Clarissa A.
2 weeks out
Feb 22, 2012
I cant believe that it has already been 2 weeks. I am doing ok, still struggling with getting all of my fluids but I am trying. I sip, sip, sip all day long. Since leaving the hospital, I have only puked twice and it was awful. Gonna try to never ever do that again.
*****TMI alert***** I have only moved my bowels twice and holy moly was that awful. I wonder if that is normal?!?!?
My incisions are finally starting to heal and dry up but the itchiness is making me nuts. Neosporin helps a little bit.
Before the surgery I kept telling myself that maybe it was not going to work for me and now I am amazed how I am so full all of the time. I am loving it!!!!
My only regret is that I should have done it years ago when I first met Doctor Pohl.
Pre-op weight and measurements - just to keep track :)
Feb 22, 2012
On day of surgery 266
1 week after surgery 256 and dropping :)
The night before Surgery I ran around to 4 different stores to find a measuring tape and locked myself in my room - my fiance thinks I am insane lol
Thigh 30
Arms 15
Waist 46
Chest 46
Calf 18
Neck 15.5
Ankle, yes I measured my ankle 10
Knees 19.5 - yes those too
Wrist 8
Hips 53.5!!!!
Officially on the Losers bench!!!
Feb 19, 2012
So here I am, almost 2 weeks later and I am feeling good. Still struggling with getting all of my fluids but treaking forward and already 22 lbs down - go me, go me, go me And I would not change a thing!!!!
I have to Thank everyone for your support thru this especially to Sheila, who has been amazing.
Tomorrow is the big day!!!
Feb 07, 2012
So I didnt go to work today because I have been feeling run down and I wanted to relax the day before my surgery but did that happen? NOT!!!

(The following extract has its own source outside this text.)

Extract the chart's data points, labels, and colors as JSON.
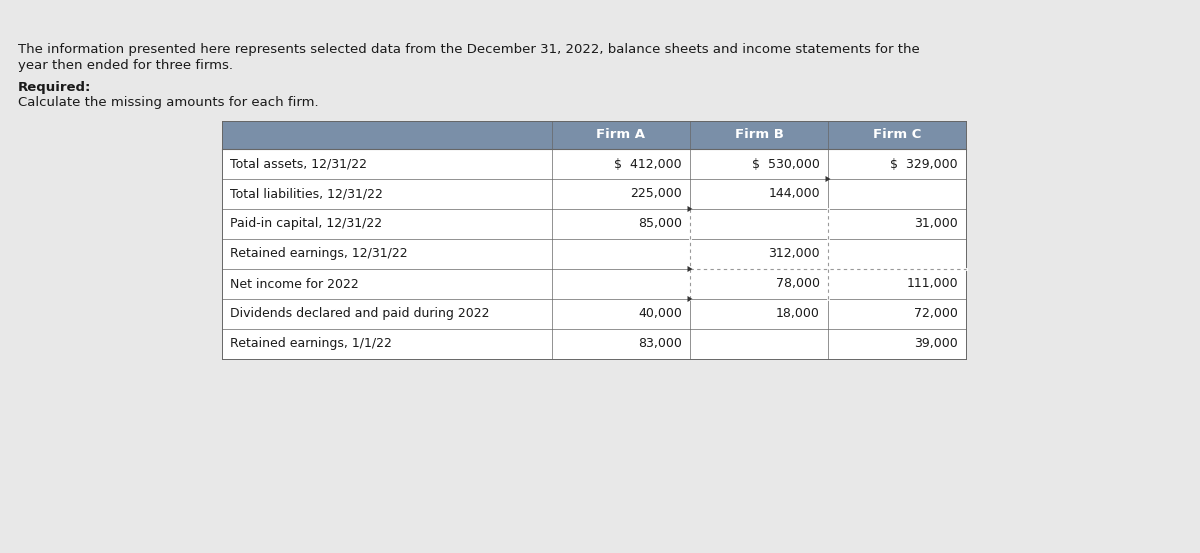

I boyfriend was off today and decided to be an ASShole! He is traveling tomorrow because of a family situation - now I have the answer to my question "If it came down to your family having an issue and me having an issue which would take priority?" The answer = his family. According to our last not so pleasant conversation, this is an elective procedure and this is my problem. Yep! IT IS!!!! I am putting me first for once and guess what asshole - I am going to do it more often especially now that I know that I am really not that important and You dont have to be there to support me when I ELECT to do something.
I wonder how much longer I will allow myself to be his OPTION while making him my PRIORITY?
Anyway, I am VERY EXCITED for tomorrow and everyday to come after that. I WILL be feel better about myself and maybe that will help me make the decisions that I have been to afraid to make.
Tomorrow will be my RE-BIRTHDAY and I could not be more excited!!!!!